Presiden Sierra Leone, Ernest Bai Koroma mengatakan ia akan bertemu dengan para pemimpin Liberia dan Guyana di Conakry pada Jumat 1 Agustus 2014 ini. Pertemuan tersebut bertujuan untuk membahas cara memerangi epidemi yang menewaskan sedikitnya 792 orang di Afrika Barat tersebut.
"Sierra Leone adalah pertarungan besar. Kegagalan bukan suatu pilihan. Tantangan luar biasa memerlukan langkah-langkah luar biasa pula," kata Koroma seperti dilansir worldbulletin.net, Jumat.
Ia mengatakan, masa darurat kini ditambah setelah sebelumnya hanya diberi masa darurat sekitar 60-90 hari. Pelacakan korban Ebola juga akan dilakukan dari rumah ke rumah, jika teridentifikasi, korban akan dikarantina dan dibersihkan oleh tim medis.
Kini Sierra Leone memberlakukan scanning suhu tubuh setiap penumpang yang tiba dan berangkat dari bandara internasional Lungi untuk mengantisipasi penyebaran virus Ebola. Pemeriksanaan ini diberlakukan pasca tewasnya warga AS, Patrick Sawyer yang tiba di penerbangan Asky di Liberia.
Organisasi Kesehatan Dunia (WHO) medesak kepada badan-badan internasional untuk mengirimkan lebih banyak tenaga medis ke salah satu daerah termiskin di dunia tersebut. WHO melaporkan sudah ada 57 kasus kematian dalam rentang waktu 24-27 Juli di Guyana, Liberia, Sierra Leone dan Nigeria.
Otoritas Nigeria pertama kali mencatat kasus Ebola pada pekan lalu ketika seorang warga AS meninggal setelah tiba dalam penerbangan dari Liberia. Dikatakan, semua penumpang yang berada dalam satu pesawat dengan korban beresiko tinggi terjangkit virus ebola yang bisa ditularkan melalui udara.

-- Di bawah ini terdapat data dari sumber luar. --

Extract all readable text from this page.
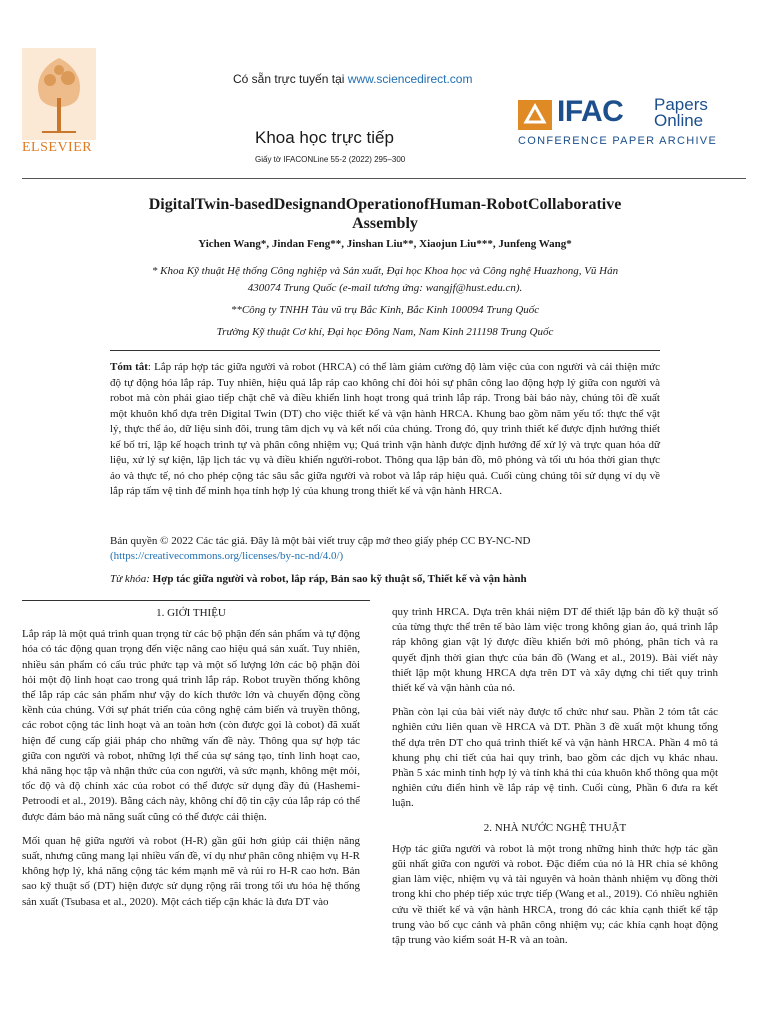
ELSEVIER
Có sẵn trực tuyến tại www.sciencedirect.com
Khoa học trực tiếp
Giấy tờ IFACONLine 55-2 (2022) 295–300
IFAC Papers
Online
CONFERENCE PAPER ARCHIVE
DigitalTwin-basedDesignandOperationofHuman-RobotCollaborative
Assembly
Yichen Wang*, Jindan Feng**, Jinshan Liu**, Xiaojun Liu***, Junfeng Wang*
* Khoa Kỹ thuật Hệ thống Công nghiệp và Sản xuất, Đại học Khoa học và Công nghệ Huazhong, Vũ Hán
430074 Trung Quốc (e-mail tương ứng: wangjf@hust.edu.cn).
**Công ty TNHH Tàu vũ trụ Bắc Kinh, Bắc Kinh 100094 Trung Quốc
Trường Kỹ thuật Cơ khí, Đại học Đông Nam, Nam Kinh 211198 Trung Quốc
Tóm tắt: Lắp ráp hợp tác giữa người và robot (HRCA) có thể làm giảm cường độ làm việc của con người và cải thiện mức độ tự động hóa lắp ráp. Tuy nhiên, hiệu quả lắp ráp cao không chỉ đòi hỏi sự phân công lao động hợp lý giữa con người và robot mà còn phải giao tiếp chặt chẽ và điều khiển linh hoạt trong quá trình lắp ráp. Trong bài báo này, chúng tôi đề xuất một khuôn khổ dựa trên Digital Twin (DT) cho việc thiết kế và vận hành HRCA. Khung bao gồm năm yếu tố: thực thể vật lý, thực thể ảo, dữ liệu sinh đôi, trung tâm dịch vụ và kết nối của chúng. Trong đó, quy trình thiết kế được định hướng thiết kế bố trí, lập kế hoạch trình tự và phân công nhiệm vụ; Quá trình vận hành được định hướng để xử lý và trực quan hóa dữ liệu, xử lý sự kiện, lập lịch tác vụ và điều khiển người-robot. Thông qua lập bản đồ, mô phỏng và tối ưu hóa thời gian thực ảo và thực tế, nó cho phép cộng tác sâu sắc giữa người và robot và lắp ráp hiệu quả. Cuối cùng chúng tôi sử dụng ví dụ về lắp ráp tấm vệ tinh để minh họa tính hợp lý của khung trong thiết kế và vận hành HRCA.
Bản quyền © 2022 Các tác giả. Đây là một bài viết truy cập mở theo giấy phép CC BY-NC-ND
(https://creativecommons.org/licenses/by-nc-nd/4.0/)
Từ khóa: Hợp tác giữa người và robot, lắp ráp, Bản sao kỹ thuật số, Thiết kế và vận hành
1. GIỚI THIỆU

Lắp ráp là một quá trình quan trọng từ các bộ phận đến sản phẩm và tự động hóa có tác động quan trọng đến việc nâng cao hiệu quả sản xuất. Tuy nhiên, nhiều sản phẩm có cấu trúc phức tạp và một số lượng lớn các bộ phận đòi hỏi một độ linh hoạt cao trong quá trình lắp ráp. Robot truyền thống không thể lắp ráp các sản phẩm như vậy do kích thước lớn và chuyển động cồng kềnh của chúng. Với sự phát triển của công nghệ cảm biến và truyền thông, các robot cộng tác linh hoạt và an toàn hơn (còn được gọi là cobot) đã xuất hiện để cung cấp giải pháp cho những vấn đề này. Thông qua sự hợp tác giữa con người và robot, những lợi thế của sự sáng tạo, tính linh hoạt cao, khả năng học tập và nhận thức của con người, và sức mạnh, không mệt mỏi, tốc độ và độ chính xác của robot có thể được sử dụng đầy đủ (Hashemi-Petroodi et al., 2019). Bằng cách này, không chỉ độ tin cậy của lắp ráp có thể được đảm bảo mà năng suất cũng có thể được cải thiện.

Mối quan hệ giữa người và robot (H-R) gần gũi hơn giúp cải thiện năng suất, nhưng cũng mang lại nhiều vấn đề, ví dụ như phân công nhiệm vụ H-R không hợp lý, khả năng cộng tác kém mạnh mẽ và rủi ro H-R cao hơn. Bản sao kỹ thuật số (DT) hiện được sử dụng rộng rãi trong tối ưu hóa hệ thống sản xuất (Tsubasa et al., 2020). Một cách tiếp cận khác là đưa DT vào

quy trình HRCA. Dựa trên khái niệm DT để thiết lập bản đồ kỹ thuật số của từng thực thể trên tế bào làm việc trong không gian ảo, quá trình lắp ráp không gian vật lý được điều khiển bởi mô phỏng, phân tích và ra quyết định thời gian thực của bản đồ (Wang et al., 2019). Bài viết này thiết lập một khung HRCA dựa trên DT và xây dựng chi tiết quy trình thiết kế và vận hành của nó.

Phần còn lại của bài viết này được tổ chức như sau. Phần 2 tóm tắt các nghiên cứu liên quan về HRCA và DT. Phần 3 đề xuất một khung tổng thể dựa trên DT cho quá trình thiết kế và vận hành HRCA. Phần 4 mô tả khung phụ chi tiết của hai quy trình, bao gồm các dịch vụ khác nhau. Phần 5 xác minh tính hợp lý và tính khả thi của khuôn khổ thông qua một nghiên cứu điển hình về lắp ráp vệ tinh. Cuối cùng, Phần 6 đưa ra kết luận.

2. NHÀ NƯỚC NGHỆ THUẬT

Hợp tác giữa người và robot là một trong những hình thức hợp tác gần gũi nhất giữa con người và robot. Đặc điểm của nó là HR chia sẻ không gian làm việc, nhiệm vụ và tài nguyên và hoàn thành nhiệm vụ đồng thời trong khi cho phép tiếp xúc trực tiếp (Wang et al., 2019). Có nhiều nghiên cứu về thiết kế và vận hành HRCA, trong đó các khía cạnh thiết kế tập trung vào bố cục cảnh và phân công nhiệm vụ; các khía cạnh hoạt động tập trung vào kiểm soát H-R và an toàn.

Ebola telah membunuh 90 persen korban yang terinfeksi, meskipun tingkat epidemi Ebola hanya bergerek di 60 persen. Pada tahap akhir, gejala Ebola akan masuk pada pendarahan internal dan eksternal yang luar biasa, muntah serta diare dimana virus ini menjadi sangat menular.